Décoloniser le genre, la sexualité et la santé mentale

De quelles façons les traumatismes infligés à mon peuple par les pensionnats autochtones et la rafle des années 1960 ont-ils influencé notre perception du genre et de la sexualité? Comment la religion a-t-elle changé la manière dont nous percevons les relations humaines? Comment la perte de notre langue maternelle a-t-elle marqué la manière dont nous parlons de genre et de sexe? Ce sont des questions que je me pose lorsque je réfléchis aux raisons pour lesquelles les Autochtones ont des taux disproportionnellement élevés d’infections transmissibles sexuellement, incluant le VIH/sida. Les communautés autochtones peuvent également être très transphobes et homophobes en raison des effets du colonialisme et de l’omniprésence de l’homophobie et de la transphobie ailleurs dans la société.

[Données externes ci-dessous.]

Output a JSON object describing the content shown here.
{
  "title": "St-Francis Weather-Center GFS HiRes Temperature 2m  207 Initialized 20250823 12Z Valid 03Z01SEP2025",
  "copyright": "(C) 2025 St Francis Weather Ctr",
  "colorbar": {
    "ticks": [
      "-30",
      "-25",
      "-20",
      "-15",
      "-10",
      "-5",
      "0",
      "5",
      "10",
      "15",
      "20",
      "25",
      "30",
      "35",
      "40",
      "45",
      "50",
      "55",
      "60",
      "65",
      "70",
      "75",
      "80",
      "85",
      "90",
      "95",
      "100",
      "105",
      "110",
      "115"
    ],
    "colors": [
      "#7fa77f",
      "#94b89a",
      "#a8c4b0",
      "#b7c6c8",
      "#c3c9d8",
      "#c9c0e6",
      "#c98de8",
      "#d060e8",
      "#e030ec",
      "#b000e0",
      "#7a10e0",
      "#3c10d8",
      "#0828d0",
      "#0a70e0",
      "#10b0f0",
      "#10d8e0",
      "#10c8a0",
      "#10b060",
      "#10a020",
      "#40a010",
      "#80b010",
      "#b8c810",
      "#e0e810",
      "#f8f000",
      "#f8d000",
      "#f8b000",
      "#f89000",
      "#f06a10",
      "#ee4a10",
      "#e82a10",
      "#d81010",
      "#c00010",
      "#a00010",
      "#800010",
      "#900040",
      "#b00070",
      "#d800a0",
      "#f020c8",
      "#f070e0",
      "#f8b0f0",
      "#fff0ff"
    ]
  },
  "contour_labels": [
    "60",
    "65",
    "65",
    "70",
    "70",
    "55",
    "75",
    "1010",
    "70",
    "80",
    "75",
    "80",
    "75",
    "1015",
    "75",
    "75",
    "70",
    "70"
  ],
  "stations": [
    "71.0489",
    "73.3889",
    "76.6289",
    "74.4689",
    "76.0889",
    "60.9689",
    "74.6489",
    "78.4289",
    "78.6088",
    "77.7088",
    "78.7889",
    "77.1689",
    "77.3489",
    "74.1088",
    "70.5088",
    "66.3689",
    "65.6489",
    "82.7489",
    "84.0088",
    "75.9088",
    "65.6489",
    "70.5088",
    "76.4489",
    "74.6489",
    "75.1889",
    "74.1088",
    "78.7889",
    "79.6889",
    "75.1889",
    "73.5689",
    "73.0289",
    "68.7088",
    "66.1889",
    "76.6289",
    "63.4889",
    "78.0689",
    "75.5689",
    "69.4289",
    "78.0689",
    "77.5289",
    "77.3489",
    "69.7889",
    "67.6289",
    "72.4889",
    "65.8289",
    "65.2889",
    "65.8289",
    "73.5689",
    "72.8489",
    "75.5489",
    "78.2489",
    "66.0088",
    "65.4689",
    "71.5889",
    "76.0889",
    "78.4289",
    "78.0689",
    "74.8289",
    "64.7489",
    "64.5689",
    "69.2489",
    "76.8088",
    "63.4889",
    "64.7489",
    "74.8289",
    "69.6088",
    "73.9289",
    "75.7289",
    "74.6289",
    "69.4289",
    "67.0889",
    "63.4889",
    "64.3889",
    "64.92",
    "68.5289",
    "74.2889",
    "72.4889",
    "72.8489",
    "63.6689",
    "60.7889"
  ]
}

Mais le problème le plus fondamental qui nous touche est la stigmatisation et la manière dont cela affecte la santé mentale des peuples autochtones à travers le Canada.

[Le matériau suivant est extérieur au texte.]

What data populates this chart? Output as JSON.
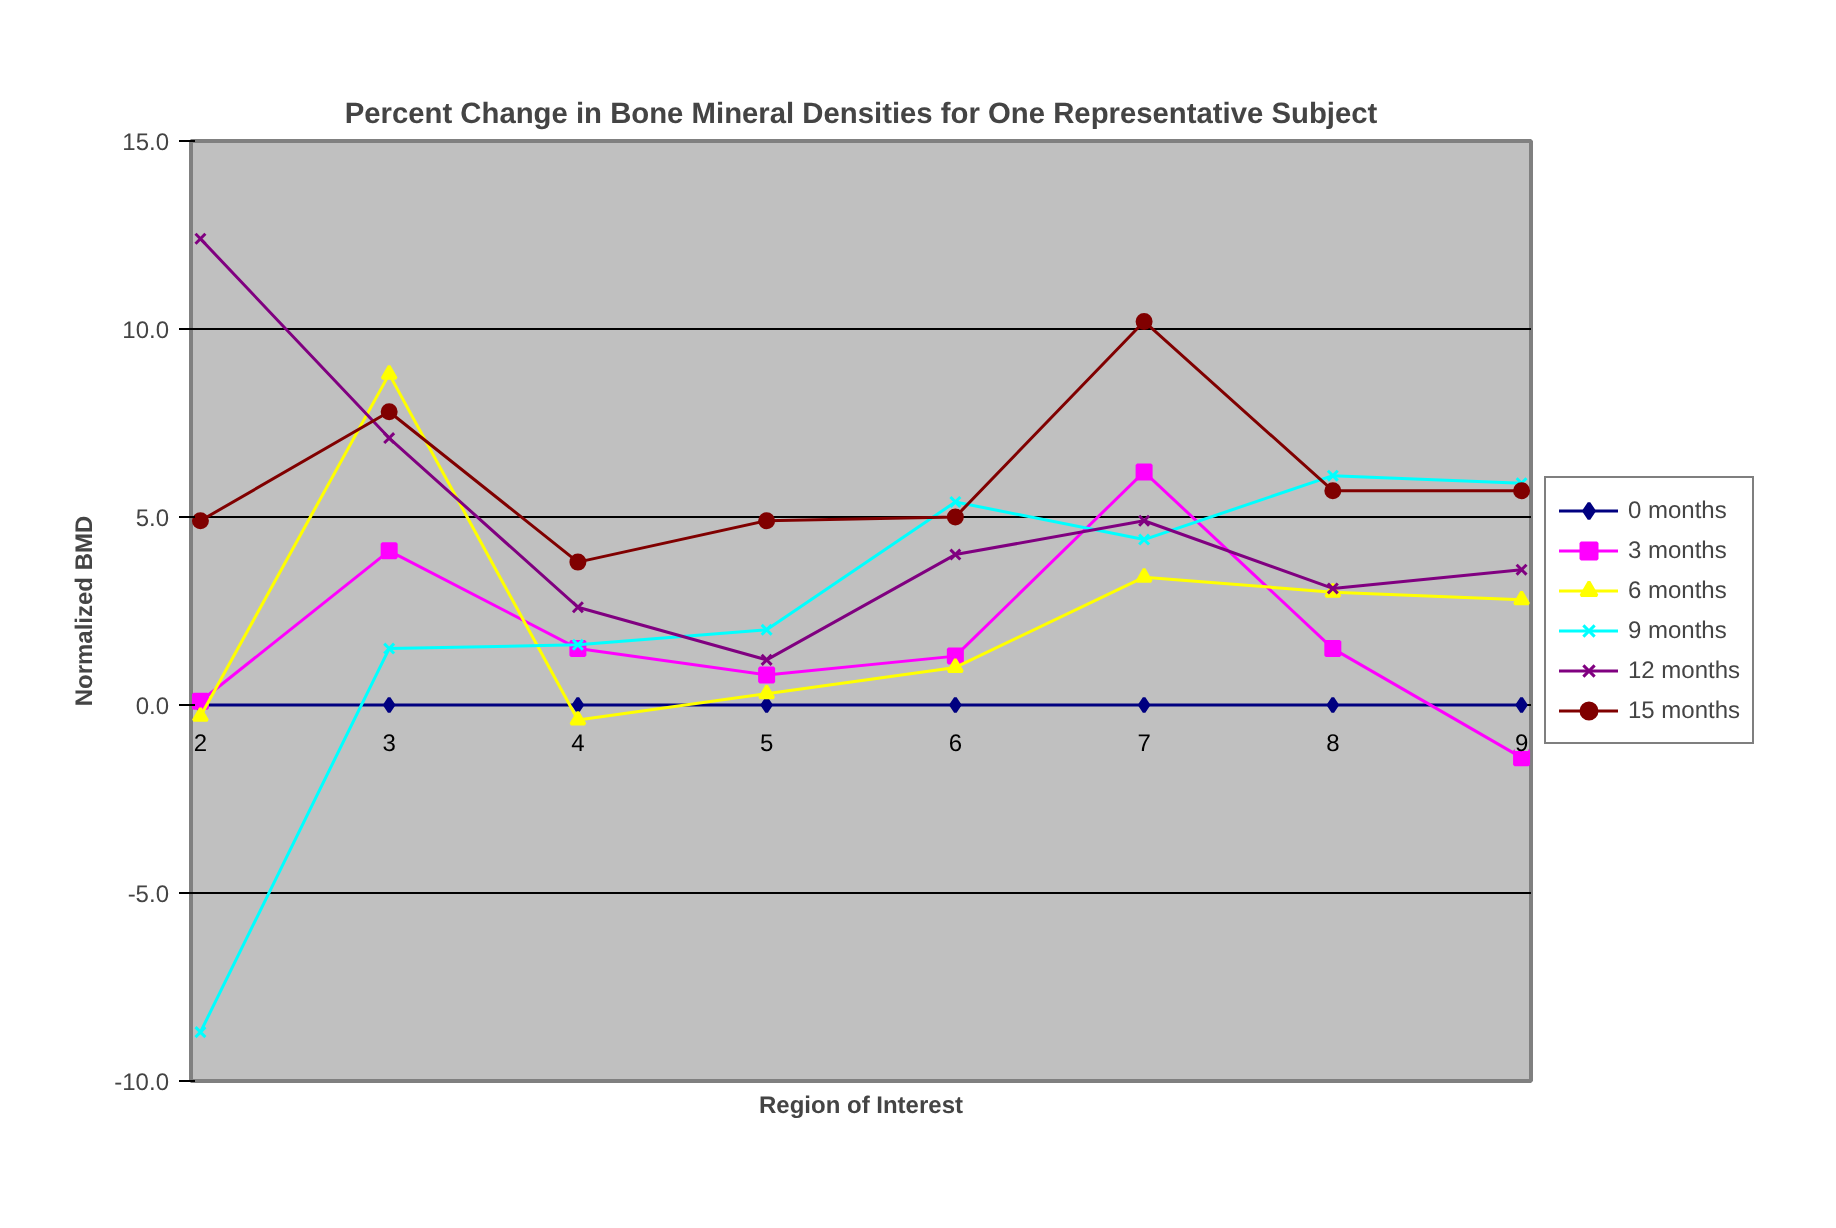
{
  "chart_data": {
    "type": "line",
    "title": "Percent Change in Bone Mineral Densities for One Representative Subject",
    "xlabel": "Region of Interest",
    "ylabel": "Normalized BMD",
    "categories": [
      "2",
      "3",
      "4",
      "5",
      "6",
      "7",
      "8",
      "9"
    ],
    "ylim": [
      -10,
      15
    ],
    "yticks": [
      {
        "value": -10,
        "label": "-10.0"
      },
      {
        "value": -5,
        "label": "-5.0"
      },
      {
        "value": 0,
        "label": "0.0"
      },
      {
        "value": 5,
        "label": "5.0"
      },
      {
        "value": 10,
        "label": "10.0"
      },
      {
        "value": 15,
        "label": "15.0"
      }
    ],
    "grid": "y",
    "legend": "right",
    "line_style": "solid",
    "series": [
      {
        "name": "0 months",
        "color": "#000080",
        "marker": "diamond",
        "values": [
          0,
          0,
          0,
          0,
          0,
          0,
          0,
          0
        ]
      },
      {
        "name": "3 months",
        "color": "#ff00ff",
        "marker": "square",
        "values": [
          0.1,
          4.1,
          1.5,
          0.8,
          1.3,
          6.2,
          1.5,
          -1.4
        ]
      },
      {
        "name": "6 months",
        "color": "#ffff00",
        "marker": "triangle",
        "values": [
          -0.3,
          8.8,
          -0.4,
          0.3,
          1.0,
          3.4,
          3.0,
          2.8
        ]
      },
      {
        "name": "9 months",
        "color": "#00ffff",
        "marker": "cross",
        "values": [
          -8.7,
          1.5,
          1.6,
          2.0,
          5.4,
          4.4,
          6.1,
          5.9
        ]
      },
      {
        "name": "12 months",
        "color": "#800080",
        "marker": "cross",
        "values": [
          12.4,
          7.1,
          2.6,
          1.2,
          4.0,
          4.9,
          3.1,
          3.6
        ]
      },
      {
        "name": "15 months",
        "color": "#800000",
        "marker": "circle",
        "values": [
          4.9,
          7.8,
          3.8,
          4.9,
          5.0,
          10.2,
          5.7,
          5.7
        ]
      }
    ]
  }
}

Je suis membre de la Première Nation crie Saulteaux et je m’identifie comme étant une personne queer, transgenre et bispirituelle. J’ai grandi dans une communauté urbanisée et j’ai passé une grande partie de ma vie dans le mouvement des centres d’amitié, entourée d’autres Autochtones. Je considère avoir eu beaucoup de chance de grandir en tant que trans et queer dans une communauté urbaine où, contrairement à mes ami(e)s autochtones bispirituel(le)s de la communauté LGBTQ+ vivant dans le Nord, j’ai pu avoir accès à de nombreuses ressources et à l’espace nécessaire pour explorer mon identité.

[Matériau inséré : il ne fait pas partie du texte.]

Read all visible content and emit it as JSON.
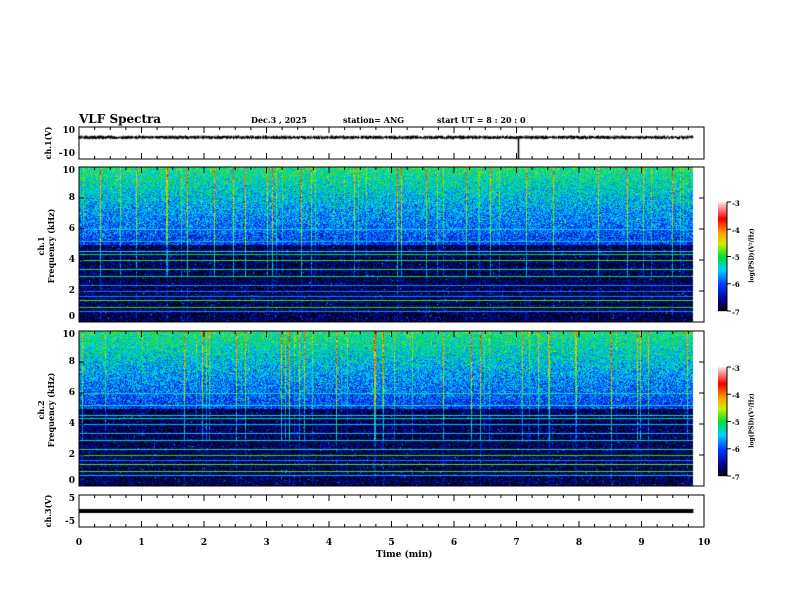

J’ai eu accès à l’information et aux connaissances qui m’ont permis d’élargir mes propres connaissances sur la sexualité et le genre. J’ai eu accès à des lieux qui m’ont permis d’affirmer mon identité et je sais où je peux rencontrer d’autres membres de la communauté LGBTQ+. Je peux choisir avec quelles communautés je souhaite passer du temps. Je sais comment avoir accès à un traitement hormonal et je sais que les coûts de ma transition peuvent être couverts par mon statut d’Indien. J’ai été capable d’en apprendre plus et de promouvoir la sexualité et le genre sans avoir peur du regard des autres. Parce que j’ai eu accès à des ressources, je n’ai pas peur d’être qui je suis. Parce que je suis à l’aise avec mon identité, je suis à l’aise avec mon corps et avec le fait d’explorer et d’apprendre comment parler de la santé sexuelle. Il a également été plus facile pour moi de déstigmatiser mes propres points de vue touchant la sexualité et le genre, au point où j’ai décidé de poursuivre une carrière en santé sexuelle. Ce choix m’a permis d’apprendre à naviguer à travers le système de santé avec aisance. Je sais où me rendre pour passer un examen de routine en santé sexuelle et je saurai quoi faire si je contracte une ITS. Je connais les méthodes contraceptives qui me sont accessibles en raison de mon statut d’Indien et je sais comment obtenir la pilule contraceptive d’urgence Plan B à un moindre coût. Je sais où obtenir des services d’aide en cas d’agression sexuelle et je sais où me faire avorter si jamais j’en ai besoin. J’ai développé les connaissances de base en santé sexuelle grâce à l’enseignement prodigué à l’école publique. Je crois que ce sont des choses que beaucoup d’entre nous tiennent pour acquises.

Au cours de la dernière année et demie, j’ai travaillé auprès de plusieurs communautés autochtones pour élargir leur compréhension de la santé sexuelle, du genre et de la sexualité. J’ai également travaillé avec plusieurs jeunes leaders autochtones qui effectuent le même travail. Raconter des histoires dans des cercles de partage, lors desquels les participant(e)s sont assis(e)s en cercle et partagent leurs récits sans interruption, est une méthode autochtone de transmission du savoir qui est devenue fondamentale à mon travail. Il est important pour moi de consacrer du temps à écouter les diverses expériences vécues par les Autochtones en matière de santé sexuelle, de sexualité et de genre. C’est à travers ce procédé que j’ai appris plus concrètement comment l’histoire violente du colonialisme a marqué beaucoup d’Autochtones à travers le Canada et que de nombreux Autochtones ont toujours des préjugés sur la santé sexuelle, la sexualité et le genre. J’ai rencontré plusieurs Autochtones qui m’ont raconté leurs expériences et m’ont donné l’autorisation de partager quelques éléments de leurs récits avec d’autres personnes dans le but d’entamer un dialogue.